Un grupo de cuatro cadetes liderado por Kyle Martínez la vio consultando su mapa bajo un gran roble. Kyle era delgado y ambicioso, del tipo que ha querido desde el día uno arrebatarle el protagonismo a Lance, y veía a Olivia como un blanco fácil para impresionar a sus compañeros.
—Oye, Dora la Exploradora —gritó, su voz rompiendo el silencio del bosque—. ¿Ya estás perdida, o solo andas por ahí recogiendo flores?
Su grupo rió, rodeándola como una manada de lobos olfateando debilidad. Olivia dobló su mapa con dedos deliberados y siguió caminando; pero Kyle no había terminado de actuar para su público. Corrió, arrebató el mapa de sus manos.

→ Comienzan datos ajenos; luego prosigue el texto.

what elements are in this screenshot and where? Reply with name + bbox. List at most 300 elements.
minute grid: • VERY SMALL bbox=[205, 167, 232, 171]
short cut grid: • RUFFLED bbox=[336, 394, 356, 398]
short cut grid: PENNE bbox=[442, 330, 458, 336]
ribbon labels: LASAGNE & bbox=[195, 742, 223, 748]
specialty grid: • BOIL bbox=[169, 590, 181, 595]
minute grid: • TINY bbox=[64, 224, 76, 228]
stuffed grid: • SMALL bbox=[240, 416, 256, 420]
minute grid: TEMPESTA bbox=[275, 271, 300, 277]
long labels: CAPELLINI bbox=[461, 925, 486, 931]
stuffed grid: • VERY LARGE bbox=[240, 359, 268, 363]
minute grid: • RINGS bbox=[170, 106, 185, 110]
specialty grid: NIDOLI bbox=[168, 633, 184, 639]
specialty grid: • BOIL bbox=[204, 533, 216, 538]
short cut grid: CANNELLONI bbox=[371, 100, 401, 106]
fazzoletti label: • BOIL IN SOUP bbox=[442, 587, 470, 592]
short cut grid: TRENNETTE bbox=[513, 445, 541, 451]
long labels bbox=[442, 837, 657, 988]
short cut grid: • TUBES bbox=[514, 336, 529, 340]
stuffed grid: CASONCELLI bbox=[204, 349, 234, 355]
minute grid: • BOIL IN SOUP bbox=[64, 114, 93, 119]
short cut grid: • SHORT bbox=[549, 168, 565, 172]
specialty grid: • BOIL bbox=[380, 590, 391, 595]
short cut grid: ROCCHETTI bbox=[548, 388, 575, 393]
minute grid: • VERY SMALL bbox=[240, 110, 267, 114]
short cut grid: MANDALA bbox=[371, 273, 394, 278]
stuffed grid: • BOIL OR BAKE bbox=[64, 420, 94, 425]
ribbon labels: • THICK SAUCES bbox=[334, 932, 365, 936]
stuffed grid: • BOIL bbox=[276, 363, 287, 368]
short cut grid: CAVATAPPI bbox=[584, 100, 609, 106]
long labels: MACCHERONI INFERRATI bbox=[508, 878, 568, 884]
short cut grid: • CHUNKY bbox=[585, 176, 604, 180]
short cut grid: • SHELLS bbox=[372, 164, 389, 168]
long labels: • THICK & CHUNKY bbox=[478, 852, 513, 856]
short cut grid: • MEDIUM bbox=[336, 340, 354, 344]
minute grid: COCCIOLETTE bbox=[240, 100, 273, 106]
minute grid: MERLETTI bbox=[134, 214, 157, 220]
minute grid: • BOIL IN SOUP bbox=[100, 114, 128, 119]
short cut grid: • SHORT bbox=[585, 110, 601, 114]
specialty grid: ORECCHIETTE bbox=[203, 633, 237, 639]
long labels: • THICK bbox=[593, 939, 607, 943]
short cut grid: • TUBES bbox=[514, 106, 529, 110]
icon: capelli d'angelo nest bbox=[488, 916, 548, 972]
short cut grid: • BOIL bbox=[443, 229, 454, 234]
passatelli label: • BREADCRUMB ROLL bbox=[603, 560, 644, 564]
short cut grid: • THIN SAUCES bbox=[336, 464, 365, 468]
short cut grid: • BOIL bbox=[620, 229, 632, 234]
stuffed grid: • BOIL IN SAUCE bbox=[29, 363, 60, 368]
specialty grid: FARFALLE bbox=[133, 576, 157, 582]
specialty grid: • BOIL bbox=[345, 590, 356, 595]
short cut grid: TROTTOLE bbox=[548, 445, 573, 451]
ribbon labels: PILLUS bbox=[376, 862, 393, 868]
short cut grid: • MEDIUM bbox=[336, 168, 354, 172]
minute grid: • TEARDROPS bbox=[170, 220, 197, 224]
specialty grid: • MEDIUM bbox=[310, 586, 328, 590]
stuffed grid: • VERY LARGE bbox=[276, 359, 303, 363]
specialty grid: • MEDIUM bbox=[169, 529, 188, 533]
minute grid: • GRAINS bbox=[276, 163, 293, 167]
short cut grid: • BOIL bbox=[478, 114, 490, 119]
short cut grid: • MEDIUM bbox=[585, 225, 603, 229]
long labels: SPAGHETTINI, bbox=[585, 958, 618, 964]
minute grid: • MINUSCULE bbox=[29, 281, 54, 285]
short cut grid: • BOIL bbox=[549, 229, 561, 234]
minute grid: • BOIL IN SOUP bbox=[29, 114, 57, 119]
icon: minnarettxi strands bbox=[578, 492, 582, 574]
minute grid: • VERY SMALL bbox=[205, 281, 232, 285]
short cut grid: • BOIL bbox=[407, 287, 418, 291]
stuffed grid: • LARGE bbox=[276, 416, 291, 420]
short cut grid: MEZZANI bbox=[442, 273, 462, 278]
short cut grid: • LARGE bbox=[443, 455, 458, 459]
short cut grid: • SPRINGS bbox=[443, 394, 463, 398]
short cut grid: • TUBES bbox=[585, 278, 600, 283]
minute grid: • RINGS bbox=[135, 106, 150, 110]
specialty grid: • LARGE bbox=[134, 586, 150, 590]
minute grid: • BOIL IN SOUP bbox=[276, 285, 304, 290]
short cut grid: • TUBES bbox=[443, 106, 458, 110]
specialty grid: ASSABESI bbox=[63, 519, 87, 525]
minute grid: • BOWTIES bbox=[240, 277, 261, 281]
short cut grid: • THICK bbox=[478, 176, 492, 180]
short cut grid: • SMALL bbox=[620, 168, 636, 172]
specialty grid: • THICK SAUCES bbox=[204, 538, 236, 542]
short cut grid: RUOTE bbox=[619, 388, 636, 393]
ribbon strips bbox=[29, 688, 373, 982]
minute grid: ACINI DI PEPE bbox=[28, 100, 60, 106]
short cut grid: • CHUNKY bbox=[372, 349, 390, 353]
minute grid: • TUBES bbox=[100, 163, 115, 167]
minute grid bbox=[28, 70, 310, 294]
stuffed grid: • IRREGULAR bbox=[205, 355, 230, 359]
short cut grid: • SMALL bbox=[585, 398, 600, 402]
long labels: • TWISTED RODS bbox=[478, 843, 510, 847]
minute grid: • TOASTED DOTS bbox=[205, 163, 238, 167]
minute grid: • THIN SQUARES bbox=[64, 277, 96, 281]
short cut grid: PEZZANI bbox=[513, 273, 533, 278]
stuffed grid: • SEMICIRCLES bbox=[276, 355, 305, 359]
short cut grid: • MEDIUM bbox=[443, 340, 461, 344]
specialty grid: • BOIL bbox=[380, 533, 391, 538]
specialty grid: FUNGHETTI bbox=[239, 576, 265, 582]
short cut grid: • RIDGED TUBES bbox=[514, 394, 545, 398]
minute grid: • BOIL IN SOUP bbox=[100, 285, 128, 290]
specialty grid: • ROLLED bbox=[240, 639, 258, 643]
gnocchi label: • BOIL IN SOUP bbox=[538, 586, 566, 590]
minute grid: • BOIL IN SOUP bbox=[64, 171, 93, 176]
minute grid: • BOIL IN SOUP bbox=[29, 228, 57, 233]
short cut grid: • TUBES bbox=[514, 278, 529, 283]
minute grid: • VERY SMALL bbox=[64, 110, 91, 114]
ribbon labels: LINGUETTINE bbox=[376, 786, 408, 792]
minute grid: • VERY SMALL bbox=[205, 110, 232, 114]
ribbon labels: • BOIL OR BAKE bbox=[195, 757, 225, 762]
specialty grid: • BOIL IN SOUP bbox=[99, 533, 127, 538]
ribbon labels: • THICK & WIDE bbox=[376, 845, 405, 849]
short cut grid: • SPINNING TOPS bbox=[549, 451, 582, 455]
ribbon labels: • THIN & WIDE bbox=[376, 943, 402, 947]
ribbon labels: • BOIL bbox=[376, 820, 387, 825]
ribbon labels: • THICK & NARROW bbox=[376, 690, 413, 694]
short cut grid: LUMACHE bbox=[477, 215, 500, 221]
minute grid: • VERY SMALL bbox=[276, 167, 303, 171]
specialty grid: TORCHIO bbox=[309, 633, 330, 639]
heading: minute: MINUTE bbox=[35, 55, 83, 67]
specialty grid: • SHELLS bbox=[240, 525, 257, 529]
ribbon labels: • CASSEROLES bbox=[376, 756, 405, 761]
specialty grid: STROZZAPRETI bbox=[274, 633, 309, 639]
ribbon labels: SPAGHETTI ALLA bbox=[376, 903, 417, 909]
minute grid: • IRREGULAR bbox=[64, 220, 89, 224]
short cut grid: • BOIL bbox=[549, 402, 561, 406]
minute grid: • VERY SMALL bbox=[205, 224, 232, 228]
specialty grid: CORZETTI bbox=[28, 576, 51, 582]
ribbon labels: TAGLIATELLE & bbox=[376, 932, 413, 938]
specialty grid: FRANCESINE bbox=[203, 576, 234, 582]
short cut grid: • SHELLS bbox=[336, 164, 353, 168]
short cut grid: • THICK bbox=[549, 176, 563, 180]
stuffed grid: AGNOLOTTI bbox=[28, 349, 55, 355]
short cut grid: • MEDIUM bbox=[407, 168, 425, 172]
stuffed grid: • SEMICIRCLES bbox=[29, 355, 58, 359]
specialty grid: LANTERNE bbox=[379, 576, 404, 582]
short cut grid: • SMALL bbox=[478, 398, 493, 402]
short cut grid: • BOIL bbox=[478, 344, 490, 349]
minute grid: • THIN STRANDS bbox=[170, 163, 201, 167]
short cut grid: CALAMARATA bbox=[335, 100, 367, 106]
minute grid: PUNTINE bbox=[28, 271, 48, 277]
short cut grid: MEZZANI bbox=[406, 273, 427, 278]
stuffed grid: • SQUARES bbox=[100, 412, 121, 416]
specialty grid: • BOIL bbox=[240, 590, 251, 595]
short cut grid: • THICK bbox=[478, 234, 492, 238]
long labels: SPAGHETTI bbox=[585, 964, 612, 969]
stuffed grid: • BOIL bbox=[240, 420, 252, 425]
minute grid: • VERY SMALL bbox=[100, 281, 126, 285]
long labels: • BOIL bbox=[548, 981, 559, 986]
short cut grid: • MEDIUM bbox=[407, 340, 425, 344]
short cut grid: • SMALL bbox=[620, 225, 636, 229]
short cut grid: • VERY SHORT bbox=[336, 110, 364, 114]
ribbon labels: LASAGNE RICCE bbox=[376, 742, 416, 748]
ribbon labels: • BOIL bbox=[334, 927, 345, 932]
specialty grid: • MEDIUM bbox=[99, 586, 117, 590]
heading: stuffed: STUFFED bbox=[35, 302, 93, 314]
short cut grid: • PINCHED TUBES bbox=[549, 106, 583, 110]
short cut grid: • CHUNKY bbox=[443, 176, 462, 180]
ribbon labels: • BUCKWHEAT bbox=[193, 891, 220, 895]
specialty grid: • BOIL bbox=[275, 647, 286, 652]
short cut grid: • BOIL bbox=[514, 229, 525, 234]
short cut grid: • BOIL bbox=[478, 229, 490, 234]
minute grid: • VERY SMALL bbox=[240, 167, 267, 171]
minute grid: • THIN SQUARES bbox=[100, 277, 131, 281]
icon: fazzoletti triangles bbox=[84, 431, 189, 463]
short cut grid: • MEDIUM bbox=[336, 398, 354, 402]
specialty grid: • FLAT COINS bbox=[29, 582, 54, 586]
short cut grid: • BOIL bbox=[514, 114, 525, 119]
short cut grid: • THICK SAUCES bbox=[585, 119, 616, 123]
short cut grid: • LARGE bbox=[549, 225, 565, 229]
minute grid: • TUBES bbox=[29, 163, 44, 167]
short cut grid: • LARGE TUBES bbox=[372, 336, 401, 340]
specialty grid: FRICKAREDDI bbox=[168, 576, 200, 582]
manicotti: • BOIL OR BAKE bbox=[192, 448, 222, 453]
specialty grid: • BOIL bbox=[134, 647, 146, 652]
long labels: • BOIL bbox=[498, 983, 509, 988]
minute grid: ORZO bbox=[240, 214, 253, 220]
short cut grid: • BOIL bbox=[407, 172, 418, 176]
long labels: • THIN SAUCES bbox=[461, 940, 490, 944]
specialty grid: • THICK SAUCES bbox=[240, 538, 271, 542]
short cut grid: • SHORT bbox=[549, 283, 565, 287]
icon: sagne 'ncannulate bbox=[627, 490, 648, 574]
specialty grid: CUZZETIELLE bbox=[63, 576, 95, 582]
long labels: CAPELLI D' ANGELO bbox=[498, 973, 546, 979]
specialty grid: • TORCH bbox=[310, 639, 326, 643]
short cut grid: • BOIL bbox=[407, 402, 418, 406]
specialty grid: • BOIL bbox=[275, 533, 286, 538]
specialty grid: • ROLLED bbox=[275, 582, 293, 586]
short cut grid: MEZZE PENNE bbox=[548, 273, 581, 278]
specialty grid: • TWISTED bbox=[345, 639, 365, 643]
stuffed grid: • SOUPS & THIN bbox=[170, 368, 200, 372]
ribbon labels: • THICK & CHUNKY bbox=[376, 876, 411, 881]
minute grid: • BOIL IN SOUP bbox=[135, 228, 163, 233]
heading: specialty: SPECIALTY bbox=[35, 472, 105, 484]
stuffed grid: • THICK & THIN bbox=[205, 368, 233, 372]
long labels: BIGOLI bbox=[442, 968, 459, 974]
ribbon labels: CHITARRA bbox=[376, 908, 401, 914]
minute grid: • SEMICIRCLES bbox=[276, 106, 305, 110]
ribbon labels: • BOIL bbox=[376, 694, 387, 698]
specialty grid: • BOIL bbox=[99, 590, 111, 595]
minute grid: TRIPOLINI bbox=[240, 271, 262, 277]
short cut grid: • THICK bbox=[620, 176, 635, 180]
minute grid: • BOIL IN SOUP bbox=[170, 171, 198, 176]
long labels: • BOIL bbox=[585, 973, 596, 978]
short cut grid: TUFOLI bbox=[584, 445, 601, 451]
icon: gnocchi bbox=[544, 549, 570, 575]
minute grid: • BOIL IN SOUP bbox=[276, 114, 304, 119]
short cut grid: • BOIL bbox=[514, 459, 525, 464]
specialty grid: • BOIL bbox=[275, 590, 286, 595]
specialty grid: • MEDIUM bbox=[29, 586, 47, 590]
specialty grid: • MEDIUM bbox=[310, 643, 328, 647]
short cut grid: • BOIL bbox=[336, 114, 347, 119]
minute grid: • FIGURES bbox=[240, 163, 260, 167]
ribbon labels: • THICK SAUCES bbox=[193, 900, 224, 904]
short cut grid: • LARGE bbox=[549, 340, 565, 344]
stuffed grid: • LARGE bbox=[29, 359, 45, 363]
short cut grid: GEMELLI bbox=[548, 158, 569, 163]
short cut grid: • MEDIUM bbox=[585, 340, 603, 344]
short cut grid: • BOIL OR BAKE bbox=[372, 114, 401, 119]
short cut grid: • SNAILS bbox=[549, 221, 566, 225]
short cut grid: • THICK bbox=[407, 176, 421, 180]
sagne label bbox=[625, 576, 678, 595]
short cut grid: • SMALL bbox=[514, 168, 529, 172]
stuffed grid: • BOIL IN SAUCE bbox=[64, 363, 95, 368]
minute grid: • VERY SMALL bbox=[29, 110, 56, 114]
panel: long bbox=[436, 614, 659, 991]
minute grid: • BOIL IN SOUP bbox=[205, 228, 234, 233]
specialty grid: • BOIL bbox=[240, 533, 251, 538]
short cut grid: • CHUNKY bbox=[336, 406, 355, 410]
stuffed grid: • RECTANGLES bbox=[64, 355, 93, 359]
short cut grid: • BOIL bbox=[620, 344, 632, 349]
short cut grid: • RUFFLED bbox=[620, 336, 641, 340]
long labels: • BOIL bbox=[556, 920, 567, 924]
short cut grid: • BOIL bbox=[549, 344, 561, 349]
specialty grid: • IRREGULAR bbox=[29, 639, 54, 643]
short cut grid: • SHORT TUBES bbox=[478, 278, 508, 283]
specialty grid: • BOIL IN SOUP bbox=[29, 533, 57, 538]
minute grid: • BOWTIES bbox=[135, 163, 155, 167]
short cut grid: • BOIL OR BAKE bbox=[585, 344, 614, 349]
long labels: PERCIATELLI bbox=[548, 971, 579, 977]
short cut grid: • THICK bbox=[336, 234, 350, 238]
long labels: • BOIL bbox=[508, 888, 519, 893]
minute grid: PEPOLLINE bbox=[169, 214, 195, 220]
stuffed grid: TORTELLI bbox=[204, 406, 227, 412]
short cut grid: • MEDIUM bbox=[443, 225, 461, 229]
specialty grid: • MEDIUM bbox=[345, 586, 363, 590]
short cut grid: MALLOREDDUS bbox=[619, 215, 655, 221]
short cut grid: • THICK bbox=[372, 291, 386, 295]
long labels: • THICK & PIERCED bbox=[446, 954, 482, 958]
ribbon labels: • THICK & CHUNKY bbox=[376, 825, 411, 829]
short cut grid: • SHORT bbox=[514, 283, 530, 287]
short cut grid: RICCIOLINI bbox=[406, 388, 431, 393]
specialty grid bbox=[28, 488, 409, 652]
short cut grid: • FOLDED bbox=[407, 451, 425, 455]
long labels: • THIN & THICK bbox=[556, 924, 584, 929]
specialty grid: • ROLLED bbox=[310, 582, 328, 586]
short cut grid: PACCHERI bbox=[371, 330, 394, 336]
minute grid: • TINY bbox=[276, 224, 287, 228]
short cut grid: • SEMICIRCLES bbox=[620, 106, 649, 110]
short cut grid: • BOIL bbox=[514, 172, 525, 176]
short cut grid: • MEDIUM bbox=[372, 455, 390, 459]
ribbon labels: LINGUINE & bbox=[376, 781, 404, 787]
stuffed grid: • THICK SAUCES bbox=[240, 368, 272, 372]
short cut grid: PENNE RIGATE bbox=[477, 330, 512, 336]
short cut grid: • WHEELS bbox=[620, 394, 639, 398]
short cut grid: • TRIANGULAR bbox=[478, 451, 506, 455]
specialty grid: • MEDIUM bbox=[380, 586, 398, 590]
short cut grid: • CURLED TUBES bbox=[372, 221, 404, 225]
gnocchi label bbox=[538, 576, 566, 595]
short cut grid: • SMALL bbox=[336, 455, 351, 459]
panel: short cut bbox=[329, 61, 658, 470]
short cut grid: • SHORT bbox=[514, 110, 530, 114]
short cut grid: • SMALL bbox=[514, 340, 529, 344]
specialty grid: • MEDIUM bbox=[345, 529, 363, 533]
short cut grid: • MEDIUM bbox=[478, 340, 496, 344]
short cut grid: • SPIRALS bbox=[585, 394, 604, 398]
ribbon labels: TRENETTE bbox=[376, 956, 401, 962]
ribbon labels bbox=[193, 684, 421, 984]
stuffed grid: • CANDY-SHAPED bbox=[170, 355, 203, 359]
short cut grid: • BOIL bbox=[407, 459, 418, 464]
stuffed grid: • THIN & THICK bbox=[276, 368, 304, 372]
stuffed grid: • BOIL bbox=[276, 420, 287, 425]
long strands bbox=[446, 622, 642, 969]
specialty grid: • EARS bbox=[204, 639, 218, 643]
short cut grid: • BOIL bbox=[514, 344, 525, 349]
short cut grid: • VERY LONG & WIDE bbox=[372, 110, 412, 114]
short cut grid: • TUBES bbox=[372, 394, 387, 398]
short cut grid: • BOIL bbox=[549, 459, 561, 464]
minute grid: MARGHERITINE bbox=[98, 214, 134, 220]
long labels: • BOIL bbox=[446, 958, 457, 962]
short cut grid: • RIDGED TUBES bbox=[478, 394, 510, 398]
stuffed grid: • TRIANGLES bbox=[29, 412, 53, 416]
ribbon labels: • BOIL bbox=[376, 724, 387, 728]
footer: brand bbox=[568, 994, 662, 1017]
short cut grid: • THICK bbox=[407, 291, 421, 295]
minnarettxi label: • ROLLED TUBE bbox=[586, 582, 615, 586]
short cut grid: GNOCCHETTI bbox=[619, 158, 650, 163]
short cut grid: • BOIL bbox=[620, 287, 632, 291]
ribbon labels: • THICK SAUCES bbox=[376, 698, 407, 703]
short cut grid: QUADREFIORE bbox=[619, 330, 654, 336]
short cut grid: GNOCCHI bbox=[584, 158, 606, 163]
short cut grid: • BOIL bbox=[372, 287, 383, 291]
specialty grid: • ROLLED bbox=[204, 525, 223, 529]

—Veamos qué haces sin esto —dijo, arrancándolo por la mitad y arrojando los pedazos al viento con teatralidad. Los demás vitorearon. Olivia se detuvo, sus ojos siguieron los trozos mientras volaban con la brisa.
La miró a Kyle, su rostro completamente neutro, y dijo: «Espero que sepas regresar.» Luego giró y siguió caminando, su paso sin cambio, como si perder el mapa fuera solo otro inconveniente menor. La risa de Kyle flaqueó, pero su grupo siguió mofándose, sus voces resonando entre los árboles.